Press secretaries and military operations

White House reporters following the United States move into Grenada were outraged that they had not been able to penetrate the news blackout on the eve of that military operation.

Presidential spokesman Larry Speakes had fended off questions that, if answered, could have disclosed the invasion, negated the element of surprise, and endangered the lives of American fighting men and others.

Speakes may have been purposely kept in ignorance of the military operation - so that he could deny related questions without squirming or purposely misleading. Or perhaps he knew much and was saying little.

But, finally, Speakes fielded this query:

''Could we assume that no matter how well and incisively such a question was phrased - that is, a question would go toward a forthcoming surprise military action - could we assume you would never confirm such an action when it might mean loss of American lives?''

Speakes's reply: ''I would certainly not have confirmed it - but there are many ways to say 'no comment.' And I would know them better than most anyone else in this town.''

Thus the issue focuses on just what a presidential press secretary's obligation is at such moments, when success of a mission could rest on secrecy.

Jody Powell, Jimmy Carter's press secretary, said,''Government has the right to lie and the obligation to lie under certain circumstances. A military operation is clearly such a circumstance. I lied about the mission to rescue the (Teheran) hostages. In fact, when I was asked two or three days before whether the administration was considering such an operation, I not only said, 'No,' but I went on to do all I could to convince the reporter that something like that couldn't possibly happen.''

Jody minces no words. Nor did Arthur Sylvester, the Pentagon information chief during the Cuban missile crisis who first articulated the right, as he saw it, for a press secretary to lie to the press to protect national security. Later he was often misquoted as saying that press secretaries generally had the right to lie to the press.

Phil Goulding, a Pentagon information head during the Johnson years, thinks it is never necessary to lie. ''There are ways,'' he says, ''to deal with questions when a truthful answer would endanger American lives - without lying. I never had to deal with this. But I'm sure I would have said: 'I'm just not going to respond. You know I never respond to questions like this.' ''

Jerry ter Horst resigned as press secretary when President Ford failed to tell him he was getting ready to pardon Nixon, thus putting ter Horst in what he saw as an unforgivable position: Through ignorance, ter Horst had been telling the press that Ford was doing no such thing. Ter Horst felt the President had caused him to lie and that he had lost his credibility with the press.
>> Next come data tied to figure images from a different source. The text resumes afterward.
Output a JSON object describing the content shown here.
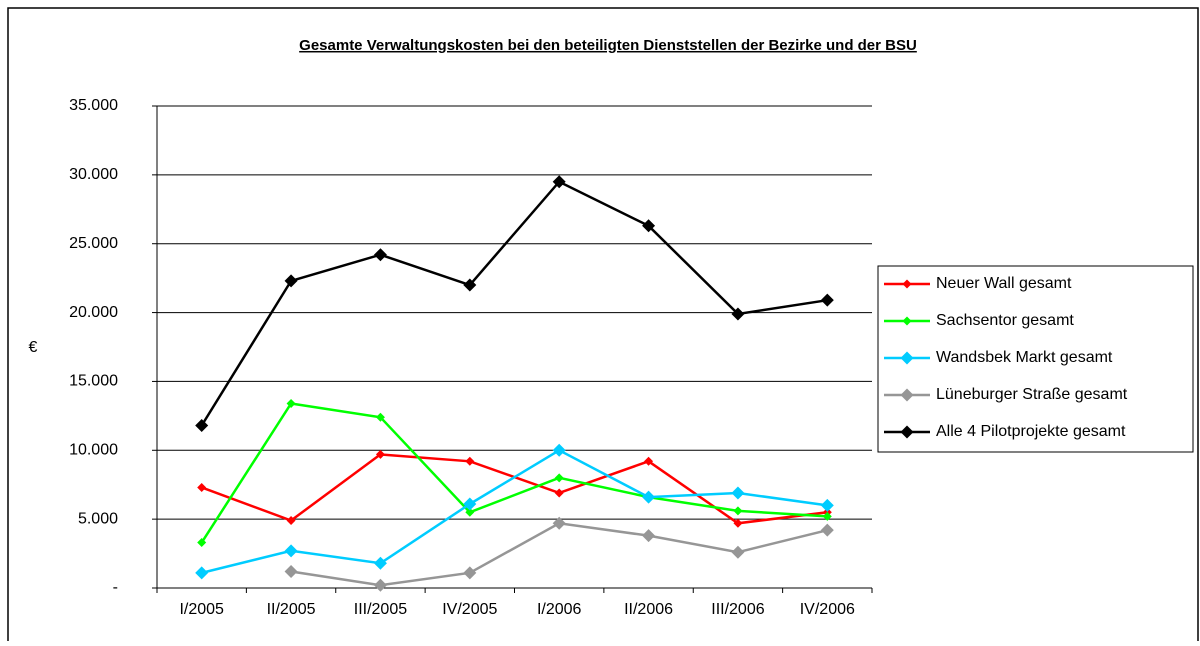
{
  "chart_data": {
    "type": "line",
    "title": "Gesamte Verwaltungskosten bei den beteiligten Dienststellen der Bezirke und der BSU",
    "y_label": "€",
    "categories": [
      "I/2005",
      "II/2005",
      "III/2005",
      "IV/2005",
      "I/2006",
      "II/2006",
      "III/2006",
      "IV/2006"
    ],
    "series": [
      {
        "name": "Neuer Wall gesamt",
        "color": "#ff0000",
        "values": [
          7300,
          4900,
          9700,
          9200,
          6900,
          9200,
          4700,
          5500
        ]
      },
      {
        "name": "Sachsentor gesamt",
        "color": "#00ff00",
        "values": [
          3300,
          13400,
          12400,
          5500,
          8000,
          6600,
          5600,
          5200
        ]
      },
      {
        "name": "Wandsbek Markt gesamt",
        "color": "#00ccff",
        "values": [
          1100,
          2700,
          1800,
          6100,
          10000,
          6600,
          6900,
          6000
        ]
      },
      {
        "name": "Lüneburger Straße gesamt",
        "color": "#969696",
        "values": [
          null,
          1200,
          200,
          1100,
          4700,
          3800,
          2600,
          4200
        ]
      },
      {
        "name": "Alle 4 Pilotprojekte  gesamt",
        "color": "#000000",
        "values": [
          11800,
          22300,
          24200,
          22000,
          29500,
          26300,
          19900,
          20900
        ]
      }
    ],
    "ylim": [
      0,
      35000
    ],
    "yticks": [
      {
        "value": 0,
        "label": "-"
      },
      {
        "value": 5000,
        "label": "5.000"
      },
      {
        "value": 10000,
        "label": "10.000"
      },
      {
        "value": 15000,
        "label": "15.000"
      },
      {
        "value": 20000,
        "label": "20.000"
      },
      {
        "value": 25000,
        "label": "25.000"
      },
      {
        "value": 30000,
        "label": "30.000"
      },
      {
        "value": 35000,
        "label": "35.000"
      }
    ],
    "grid": true,
    "legend": "right"
  }
}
When troops might be endangered by a press secretary's disclosure, ter Horst says, the issue would be different than the one he dealt with. ''But,'' he adds, ''if it was clear that a landing had not taken place and troops might have been endangered, I would have found a way of not giving away what was going on - short of lying.''

Bill Moyers said: ''When Johnson asked me to be press secretary, my father called me and said: 'Tell the truth if you can; if you can't, don't tell a lie.' '' Moyers said he never found he had to lie. But he said to do so, even when a confirmation of a question might endanger troops, would ''run the risk of losing credibility.'' Instead a press secretary should ''find some ruse . . . to protect a military action that is in motion.''

Speakes's main responsibility was to the success of that Grenada mission. His job was not to blow the cover of surprise. However he did it, he did it well.